If you cannot use a room that has much (or any) natural light coming into it because you simply don’t have the space, you can use mirrors, paint the walls a bright white, or even use lightbulbs that mimic natural sunlight. If none of these measures are possible, you should try to get outside a few times a day to breathe in the fresh air and get some natural light. Do what you can, as your home office is somewhere you will be spending many hours during the day, and it has to be as comfortable as possible.
Storage is just as crucial as anything else when designing the perfect home office for your job. The neater and tidier your desk and the space around it are, the more productive you can be. Even if you don’t think you mind the mess, it will still be distracting if you have a lot of clutter around you. You might do your work in a hurry so you can get away from the uncomfortable room, or it might take you longer because you can’t sit still and concentrate.
Storage can be the answer here. The more storage you have, the less cluttered your desk will be, and the better you should be able to work. Having a suitable desk with plenty of drawer space should be high on your list of priorities, but you can also put up shelving or use filing cabinets to store paperwork if need be. If possible, try to reduce the number of documents you need to print and use the cloud instead, since this will minimise waste and save you space.
Keep It Quiet
Finally, once you have the room looking its best and designed in a way that will make you most comfortable, you need to consider how quiet the space might be. If it is in a loud area of the house, a place where lots of other people spend their time, you might find you can’t work very well at all. High traffic areas like hallways or a kitchen are not great places to work in.

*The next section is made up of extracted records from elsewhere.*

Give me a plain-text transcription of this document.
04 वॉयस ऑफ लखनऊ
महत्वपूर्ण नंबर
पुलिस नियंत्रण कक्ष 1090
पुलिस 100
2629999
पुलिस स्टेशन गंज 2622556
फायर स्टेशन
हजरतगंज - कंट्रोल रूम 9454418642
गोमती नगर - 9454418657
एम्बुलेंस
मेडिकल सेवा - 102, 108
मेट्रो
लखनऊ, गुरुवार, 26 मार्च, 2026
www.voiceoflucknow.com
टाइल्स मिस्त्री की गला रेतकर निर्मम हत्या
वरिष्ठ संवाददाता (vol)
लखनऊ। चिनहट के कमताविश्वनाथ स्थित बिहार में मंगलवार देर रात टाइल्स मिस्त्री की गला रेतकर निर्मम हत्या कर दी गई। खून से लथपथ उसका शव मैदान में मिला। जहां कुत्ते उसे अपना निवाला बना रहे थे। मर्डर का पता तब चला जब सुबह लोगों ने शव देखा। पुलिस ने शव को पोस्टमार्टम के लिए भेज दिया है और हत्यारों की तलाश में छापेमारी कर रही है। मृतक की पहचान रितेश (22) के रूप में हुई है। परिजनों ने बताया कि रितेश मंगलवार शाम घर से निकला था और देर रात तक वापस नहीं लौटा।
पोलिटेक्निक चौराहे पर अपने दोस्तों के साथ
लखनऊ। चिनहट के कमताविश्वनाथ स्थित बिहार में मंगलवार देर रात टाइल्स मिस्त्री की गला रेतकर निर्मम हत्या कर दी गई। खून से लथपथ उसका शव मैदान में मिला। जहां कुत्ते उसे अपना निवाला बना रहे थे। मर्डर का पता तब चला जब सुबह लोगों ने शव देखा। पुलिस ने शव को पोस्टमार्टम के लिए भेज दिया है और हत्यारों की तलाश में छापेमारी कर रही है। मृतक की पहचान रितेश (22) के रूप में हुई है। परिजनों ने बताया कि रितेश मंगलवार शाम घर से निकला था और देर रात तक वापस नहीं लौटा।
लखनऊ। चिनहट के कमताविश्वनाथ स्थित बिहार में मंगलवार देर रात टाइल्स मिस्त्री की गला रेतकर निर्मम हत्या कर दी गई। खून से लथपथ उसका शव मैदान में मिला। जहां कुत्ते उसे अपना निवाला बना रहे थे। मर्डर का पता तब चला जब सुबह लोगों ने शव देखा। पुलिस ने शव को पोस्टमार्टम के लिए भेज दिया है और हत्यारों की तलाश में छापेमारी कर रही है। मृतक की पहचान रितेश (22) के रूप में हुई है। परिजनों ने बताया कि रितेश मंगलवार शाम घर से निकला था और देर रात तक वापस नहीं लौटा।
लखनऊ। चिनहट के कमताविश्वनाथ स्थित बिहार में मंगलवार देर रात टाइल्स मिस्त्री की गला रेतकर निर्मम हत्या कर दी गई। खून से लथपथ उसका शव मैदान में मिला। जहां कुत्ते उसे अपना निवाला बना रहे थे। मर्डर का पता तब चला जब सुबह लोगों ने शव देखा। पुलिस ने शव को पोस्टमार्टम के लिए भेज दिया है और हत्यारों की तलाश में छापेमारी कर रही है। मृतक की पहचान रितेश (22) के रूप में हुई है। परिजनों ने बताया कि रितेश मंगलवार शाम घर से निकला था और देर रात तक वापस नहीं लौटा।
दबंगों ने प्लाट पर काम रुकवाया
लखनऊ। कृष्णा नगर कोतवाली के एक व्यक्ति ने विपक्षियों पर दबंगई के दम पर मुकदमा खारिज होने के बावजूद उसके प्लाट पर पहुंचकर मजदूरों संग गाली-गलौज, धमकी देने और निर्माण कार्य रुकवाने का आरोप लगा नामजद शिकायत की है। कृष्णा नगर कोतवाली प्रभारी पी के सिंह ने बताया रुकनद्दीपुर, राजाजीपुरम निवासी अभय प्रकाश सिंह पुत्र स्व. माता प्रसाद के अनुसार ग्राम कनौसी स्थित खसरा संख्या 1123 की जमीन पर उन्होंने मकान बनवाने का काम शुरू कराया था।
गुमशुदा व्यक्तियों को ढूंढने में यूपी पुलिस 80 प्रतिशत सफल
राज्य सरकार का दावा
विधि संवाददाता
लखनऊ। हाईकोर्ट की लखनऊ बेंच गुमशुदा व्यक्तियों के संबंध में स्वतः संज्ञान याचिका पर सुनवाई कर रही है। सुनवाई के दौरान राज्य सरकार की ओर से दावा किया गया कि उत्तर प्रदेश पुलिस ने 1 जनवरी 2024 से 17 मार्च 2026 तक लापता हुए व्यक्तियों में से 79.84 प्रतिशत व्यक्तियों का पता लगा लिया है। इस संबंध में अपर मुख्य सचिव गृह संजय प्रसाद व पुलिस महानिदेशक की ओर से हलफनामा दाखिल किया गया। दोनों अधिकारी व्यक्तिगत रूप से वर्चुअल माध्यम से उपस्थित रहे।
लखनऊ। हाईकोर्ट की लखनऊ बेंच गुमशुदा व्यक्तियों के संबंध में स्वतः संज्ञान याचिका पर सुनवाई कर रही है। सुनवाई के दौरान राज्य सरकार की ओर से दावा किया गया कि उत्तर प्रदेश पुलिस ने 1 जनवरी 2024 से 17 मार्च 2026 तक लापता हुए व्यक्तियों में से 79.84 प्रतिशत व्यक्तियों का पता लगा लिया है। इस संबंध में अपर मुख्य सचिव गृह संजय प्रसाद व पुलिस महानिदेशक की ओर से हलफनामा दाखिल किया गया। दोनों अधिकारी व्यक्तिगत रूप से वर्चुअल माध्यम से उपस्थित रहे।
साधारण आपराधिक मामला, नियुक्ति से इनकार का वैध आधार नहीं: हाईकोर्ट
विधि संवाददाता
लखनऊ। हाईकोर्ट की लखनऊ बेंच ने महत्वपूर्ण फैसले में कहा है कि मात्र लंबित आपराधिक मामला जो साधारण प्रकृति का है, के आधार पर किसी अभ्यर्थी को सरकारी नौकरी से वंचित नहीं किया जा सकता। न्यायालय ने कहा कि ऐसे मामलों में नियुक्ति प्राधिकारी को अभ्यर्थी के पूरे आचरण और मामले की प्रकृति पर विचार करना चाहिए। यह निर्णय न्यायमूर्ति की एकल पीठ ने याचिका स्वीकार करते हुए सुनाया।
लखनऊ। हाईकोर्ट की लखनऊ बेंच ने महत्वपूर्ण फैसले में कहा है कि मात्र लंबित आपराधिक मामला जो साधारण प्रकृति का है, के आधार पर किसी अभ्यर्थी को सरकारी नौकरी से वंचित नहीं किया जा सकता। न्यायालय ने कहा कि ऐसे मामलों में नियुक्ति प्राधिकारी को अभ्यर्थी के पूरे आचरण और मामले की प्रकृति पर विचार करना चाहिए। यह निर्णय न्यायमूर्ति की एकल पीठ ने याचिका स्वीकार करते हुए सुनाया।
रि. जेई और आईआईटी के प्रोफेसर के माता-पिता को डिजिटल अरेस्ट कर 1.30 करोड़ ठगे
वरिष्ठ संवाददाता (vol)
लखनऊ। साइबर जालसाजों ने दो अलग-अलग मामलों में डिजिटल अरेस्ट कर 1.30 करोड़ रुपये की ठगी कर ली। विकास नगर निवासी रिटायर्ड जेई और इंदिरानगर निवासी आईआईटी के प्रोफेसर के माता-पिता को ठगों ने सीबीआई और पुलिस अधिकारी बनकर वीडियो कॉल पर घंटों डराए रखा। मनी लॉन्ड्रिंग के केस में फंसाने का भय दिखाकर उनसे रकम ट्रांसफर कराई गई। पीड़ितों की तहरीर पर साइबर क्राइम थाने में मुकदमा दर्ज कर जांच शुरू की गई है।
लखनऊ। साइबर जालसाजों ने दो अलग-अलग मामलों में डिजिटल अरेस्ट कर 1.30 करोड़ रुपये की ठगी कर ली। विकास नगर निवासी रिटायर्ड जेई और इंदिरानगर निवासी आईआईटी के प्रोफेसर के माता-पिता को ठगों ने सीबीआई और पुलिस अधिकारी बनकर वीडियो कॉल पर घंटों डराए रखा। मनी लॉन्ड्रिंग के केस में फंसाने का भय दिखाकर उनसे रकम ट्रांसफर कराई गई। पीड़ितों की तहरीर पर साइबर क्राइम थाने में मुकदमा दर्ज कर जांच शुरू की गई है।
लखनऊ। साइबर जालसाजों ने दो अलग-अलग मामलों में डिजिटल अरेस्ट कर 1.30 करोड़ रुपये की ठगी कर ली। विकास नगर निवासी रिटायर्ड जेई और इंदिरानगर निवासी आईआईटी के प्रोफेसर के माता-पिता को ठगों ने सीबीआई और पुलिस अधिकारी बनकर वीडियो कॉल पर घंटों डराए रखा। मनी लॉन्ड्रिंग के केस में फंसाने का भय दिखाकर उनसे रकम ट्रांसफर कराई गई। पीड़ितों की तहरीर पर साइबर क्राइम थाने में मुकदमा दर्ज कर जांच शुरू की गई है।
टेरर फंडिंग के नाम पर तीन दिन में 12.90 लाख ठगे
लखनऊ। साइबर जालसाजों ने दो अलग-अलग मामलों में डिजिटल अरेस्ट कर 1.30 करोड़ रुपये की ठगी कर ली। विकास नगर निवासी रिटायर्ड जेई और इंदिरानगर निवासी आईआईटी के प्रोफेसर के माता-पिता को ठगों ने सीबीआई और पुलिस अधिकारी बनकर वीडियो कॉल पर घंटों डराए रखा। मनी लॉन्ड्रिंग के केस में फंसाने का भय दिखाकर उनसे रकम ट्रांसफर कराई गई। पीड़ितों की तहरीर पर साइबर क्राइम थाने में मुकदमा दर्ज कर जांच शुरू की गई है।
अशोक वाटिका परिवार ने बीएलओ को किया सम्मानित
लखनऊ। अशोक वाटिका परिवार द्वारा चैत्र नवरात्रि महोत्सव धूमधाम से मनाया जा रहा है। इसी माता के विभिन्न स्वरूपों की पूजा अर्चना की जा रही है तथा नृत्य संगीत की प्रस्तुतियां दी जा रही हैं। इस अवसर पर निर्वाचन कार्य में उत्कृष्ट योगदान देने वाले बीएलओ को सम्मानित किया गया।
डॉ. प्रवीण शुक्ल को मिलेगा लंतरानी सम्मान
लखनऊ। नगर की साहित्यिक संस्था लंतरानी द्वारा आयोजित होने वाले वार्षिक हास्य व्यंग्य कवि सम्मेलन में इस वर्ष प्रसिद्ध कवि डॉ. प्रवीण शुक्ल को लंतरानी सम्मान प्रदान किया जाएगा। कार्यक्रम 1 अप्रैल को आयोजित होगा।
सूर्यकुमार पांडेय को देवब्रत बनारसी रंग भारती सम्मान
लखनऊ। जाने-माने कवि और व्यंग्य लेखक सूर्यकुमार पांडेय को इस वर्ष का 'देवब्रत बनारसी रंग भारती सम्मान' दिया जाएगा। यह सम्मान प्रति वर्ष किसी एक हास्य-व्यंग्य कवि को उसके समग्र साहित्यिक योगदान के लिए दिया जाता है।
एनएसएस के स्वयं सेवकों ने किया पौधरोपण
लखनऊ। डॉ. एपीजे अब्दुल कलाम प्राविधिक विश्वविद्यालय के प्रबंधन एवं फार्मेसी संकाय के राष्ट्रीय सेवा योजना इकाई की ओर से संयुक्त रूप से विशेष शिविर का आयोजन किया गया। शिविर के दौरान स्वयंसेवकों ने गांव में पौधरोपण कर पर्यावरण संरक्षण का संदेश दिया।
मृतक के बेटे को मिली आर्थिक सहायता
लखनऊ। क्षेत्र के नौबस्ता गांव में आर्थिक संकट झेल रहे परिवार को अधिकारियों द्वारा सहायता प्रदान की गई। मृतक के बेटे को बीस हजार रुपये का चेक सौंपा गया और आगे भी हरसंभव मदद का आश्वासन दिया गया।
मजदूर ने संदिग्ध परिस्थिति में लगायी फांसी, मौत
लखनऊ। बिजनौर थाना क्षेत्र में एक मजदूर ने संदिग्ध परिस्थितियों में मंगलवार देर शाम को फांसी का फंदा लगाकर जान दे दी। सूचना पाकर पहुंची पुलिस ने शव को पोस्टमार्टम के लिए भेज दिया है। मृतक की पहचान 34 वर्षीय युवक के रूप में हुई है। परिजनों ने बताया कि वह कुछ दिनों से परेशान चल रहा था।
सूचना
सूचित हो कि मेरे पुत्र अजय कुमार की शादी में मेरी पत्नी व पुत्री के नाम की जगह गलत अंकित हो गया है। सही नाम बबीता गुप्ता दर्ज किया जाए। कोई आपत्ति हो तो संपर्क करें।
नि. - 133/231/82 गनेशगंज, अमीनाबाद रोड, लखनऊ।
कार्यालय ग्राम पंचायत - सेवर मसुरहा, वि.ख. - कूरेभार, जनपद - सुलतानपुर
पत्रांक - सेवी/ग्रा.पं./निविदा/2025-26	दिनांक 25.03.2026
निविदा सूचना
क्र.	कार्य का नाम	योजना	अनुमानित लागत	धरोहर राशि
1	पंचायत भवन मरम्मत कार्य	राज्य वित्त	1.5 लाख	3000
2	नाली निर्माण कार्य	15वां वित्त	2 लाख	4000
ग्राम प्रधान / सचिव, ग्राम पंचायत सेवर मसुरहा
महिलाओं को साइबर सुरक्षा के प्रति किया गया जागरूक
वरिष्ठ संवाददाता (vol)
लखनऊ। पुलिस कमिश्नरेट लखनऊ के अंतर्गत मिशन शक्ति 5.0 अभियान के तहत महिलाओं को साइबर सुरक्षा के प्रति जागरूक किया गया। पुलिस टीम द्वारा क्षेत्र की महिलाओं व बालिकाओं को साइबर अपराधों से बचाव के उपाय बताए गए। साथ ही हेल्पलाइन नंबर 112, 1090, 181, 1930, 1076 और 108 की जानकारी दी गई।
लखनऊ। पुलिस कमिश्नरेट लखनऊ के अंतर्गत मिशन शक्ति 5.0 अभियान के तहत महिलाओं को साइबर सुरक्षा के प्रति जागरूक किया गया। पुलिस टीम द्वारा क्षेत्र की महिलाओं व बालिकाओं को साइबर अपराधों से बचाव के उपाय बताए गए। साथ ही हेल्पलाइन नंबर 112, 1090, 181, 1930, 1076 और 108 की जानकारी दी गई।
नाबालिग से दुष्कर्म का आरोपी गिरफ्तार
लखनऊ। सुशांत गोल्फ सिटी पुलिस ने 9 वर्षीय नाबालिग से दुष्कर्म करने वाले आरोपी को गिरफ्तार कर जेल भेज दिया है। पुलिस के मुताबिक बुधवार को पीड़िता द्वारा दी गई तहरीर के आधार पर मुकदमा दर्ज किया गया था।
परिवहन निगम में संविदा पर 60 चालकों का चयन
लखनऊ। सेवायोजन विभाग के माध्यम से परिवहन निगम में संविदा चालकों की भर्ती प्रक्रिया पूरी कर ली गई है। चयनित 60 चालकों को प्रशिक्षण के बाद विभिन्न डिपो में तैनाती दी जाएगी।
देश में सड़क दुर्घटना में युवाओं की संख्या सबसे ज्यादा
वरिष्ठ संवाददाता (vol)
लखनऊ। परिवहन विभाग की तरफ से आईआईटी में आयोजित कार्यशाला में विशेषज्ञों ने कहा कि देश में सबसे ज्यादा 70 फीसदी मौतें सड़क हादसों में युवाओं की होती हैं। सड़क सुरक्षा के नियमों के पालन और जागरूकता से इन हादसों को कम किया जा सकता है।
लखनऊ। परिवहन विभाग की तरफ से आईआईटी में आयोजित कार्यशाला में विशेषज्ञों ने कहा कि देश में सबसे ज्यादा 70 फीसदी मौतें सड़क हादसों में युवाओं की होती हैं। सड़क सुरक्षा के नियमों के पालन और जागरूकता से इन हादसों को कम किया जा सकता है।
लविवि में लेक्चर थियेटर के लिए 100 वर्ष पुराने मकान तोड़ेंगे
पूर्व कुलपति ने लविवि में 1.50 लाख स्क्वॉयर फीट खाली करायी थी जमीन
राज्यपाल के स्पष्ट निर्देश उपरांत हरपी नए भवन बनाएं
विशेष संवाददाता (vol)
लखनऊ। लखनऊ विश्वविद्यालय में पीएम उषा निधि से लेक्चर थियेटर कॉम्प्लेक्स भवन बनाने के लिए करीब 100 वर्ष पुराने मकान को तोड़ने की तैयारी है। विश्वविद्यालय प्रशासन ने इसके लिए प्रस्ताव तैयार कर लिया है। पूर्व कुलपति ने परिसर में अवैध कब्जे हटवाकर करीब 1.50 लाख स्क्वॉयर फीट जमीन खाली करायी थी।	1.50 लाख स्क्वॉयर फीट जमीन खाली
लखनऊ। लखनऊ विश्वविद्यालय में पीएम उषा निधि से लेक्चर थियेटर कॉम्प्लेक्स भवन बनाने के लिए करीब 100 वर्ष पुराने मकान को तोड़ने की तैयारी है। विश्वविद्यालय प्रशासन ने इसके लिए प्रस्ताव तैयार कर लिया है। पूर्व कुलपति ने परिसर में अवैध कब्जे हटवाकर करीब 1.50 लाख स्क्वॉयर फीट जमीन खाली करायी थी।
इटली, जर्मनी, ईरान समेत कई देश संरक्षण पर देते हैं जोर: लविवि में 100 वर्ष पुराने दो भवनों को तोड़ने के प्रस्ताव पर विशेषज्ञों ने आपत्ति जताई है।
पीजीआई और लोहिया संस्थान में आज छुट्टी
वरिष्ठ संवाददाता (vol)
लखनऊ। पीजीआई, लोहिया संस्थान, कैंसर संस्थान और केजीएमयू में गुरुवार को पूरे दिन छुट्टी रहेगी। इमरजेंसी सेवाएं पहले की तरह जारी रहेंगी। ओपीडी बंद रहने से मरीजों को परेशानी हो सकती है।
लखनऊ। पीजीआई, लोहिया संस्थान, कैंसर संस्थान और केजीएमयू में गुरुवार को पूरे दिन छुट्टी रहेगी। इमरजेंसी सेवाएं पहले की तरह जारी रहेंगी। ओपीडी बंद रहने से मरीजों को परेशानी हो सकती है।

Ideally, a spare room that isn’t used for anything else would make the best home office. You can shut the door at the end of the day and leave your work until the morning, giving you an excellent work-life balance as well as a quiet place to be productive.
If you don’t have this, or you share the house with others, you might even consider building an outside office. If you’re going to be working from home for the foreseeable future, this kind of outlay will be a good investment.